I'm reading the app/math.cljc file from this video https://www.youtube.com/watch?v=euwuLyzMDVg&amp;list=PLVi9lDx-4C_T7jkihlQflyqGqU4xVtsfi&amp;index=10 and don't understand something.

#?(:cljs
   (do
     (defn- big-eq [x y]
       (.eq (n->big x) (n->big y)))

     (defn- big-lt [x y]
       (.lt (n->big x) (n->big y)))

     (defn- big-lte [x y]
       (.lte (n->big x) (n->big y)))

     (defn- big-gt [x y]
       (.gt (n->big x) (n->big y)))

     (defn- big-gte [x y]
       (.gte (n->big x) (n->big y)))))

(defn compare-fn
  #?(:cljs ([big-fn]
            (fn [x y & more]
              (if (big-fn x y)
                (if (next more)
                  (recur y (first more) (next more))
                  (if (first more)
                    (big-fn y (first more))
                    true))
                false)))
     :clj  ([core-fn]
            (fn [& numbers]
              (apply core-fn (map n->big numbers))))))
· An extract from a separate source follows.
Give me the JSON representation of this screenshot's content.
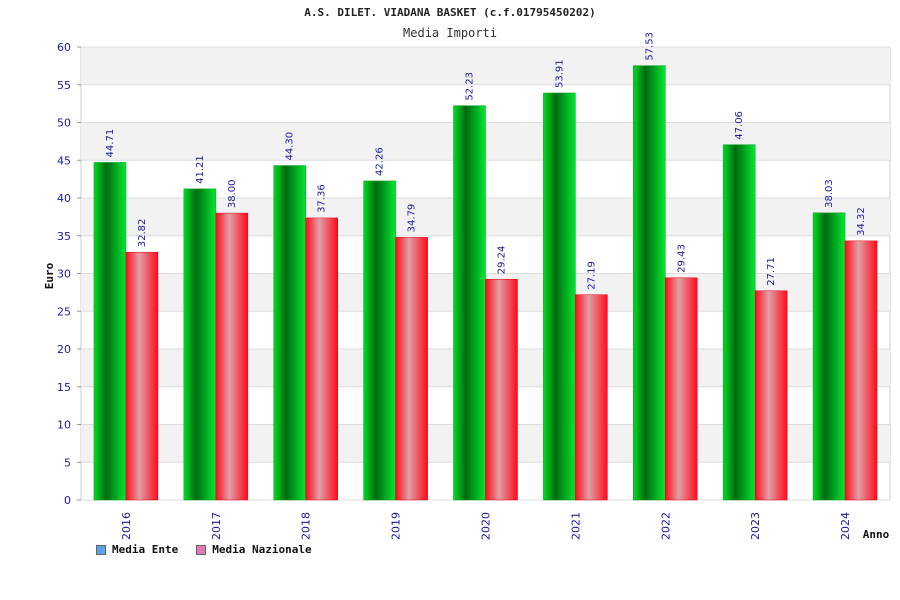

(def = (compare-fn #?(:cljs big-eq :clj clojure.core/=)))
(def < (compare-fn #?(:cljs big-lt :clj clojure.core/<)))
(def <= (compare-fn #?(:cljs big-lte :clj clojure.core/<=)))
(def > (compare-fn #?(:cljs big-gt :clj clojure.core/>)))
(def >= (compare-fn #?(:cljs big-gte :clj clojure.core/>=)))
How are the cljs and clj versions different? Under what circumstances would using the clj form in ClojureScript cause an error? I tested this out in my REPL by using the same form, the clj form, for ClojureScript and evaluating things like (< 3 5 8) worked just fine. But I'm too new to Clojure(Script) to be confident that there isn't a reason for the difference other than "artifact of iterations of refactoring".

tony.kay16:05:02

The cljs version uses a js library that can only compare pairs of big.js numbers

tony.kay16:05:15

and cljs < doesn’t understand bigdecimal numbers

tony.kay16:05:20

whereas the clj one does

tony.kay16:05:48

The whole point is to make them work the same for bigdecimals…they’re already fine for plain numbers

🙏 4
Eric Ihli17:05:12

Thanks! I still didn't get it. I threw (< (Big. 2) (Big. 3) (Big. 4)) in the repl and it still appeared to work. I was thinking since the clj/cljs logic was in big-lt/`core/<` and since we were passing that into compare-fn then compare-fn didn't need to handle any branching. Then it hit me... (< (Big. 2) (Big. 3) (Big 1))... Now I understand.

JAtkins23:05:49

What causes a fulcro app to not connect to inspect? I have have an app running in chrome and vivaldi that suddenly stopped connecting without any obvious errors.

tvaughan00:05:42

For me it was blocking third-party cookies

dvingo23:05:04

if you open the devtools for inspect itself there may be an error there

JAtkins23:05:59

Somehow that solves it? Not sure what is going on, but inspect is back for now.

dvingo00:05:26

i've had it crash (and the screen goes blank white) and then recover, so that may be it

dvingo00:05:06

the logs may only be captured once it's open so you may just want to leave the console open for a bit in case an error shows up in the logs

JAtkins00:05:26

Somehow my app state got replaced with a uuid, and that is crashing both the app and inspect. Good times 🙂

JAtkins01:05:49

3 hours later, I found out that I had accidentily moved a (transact! ... to the end of a swap, instead of the result of state.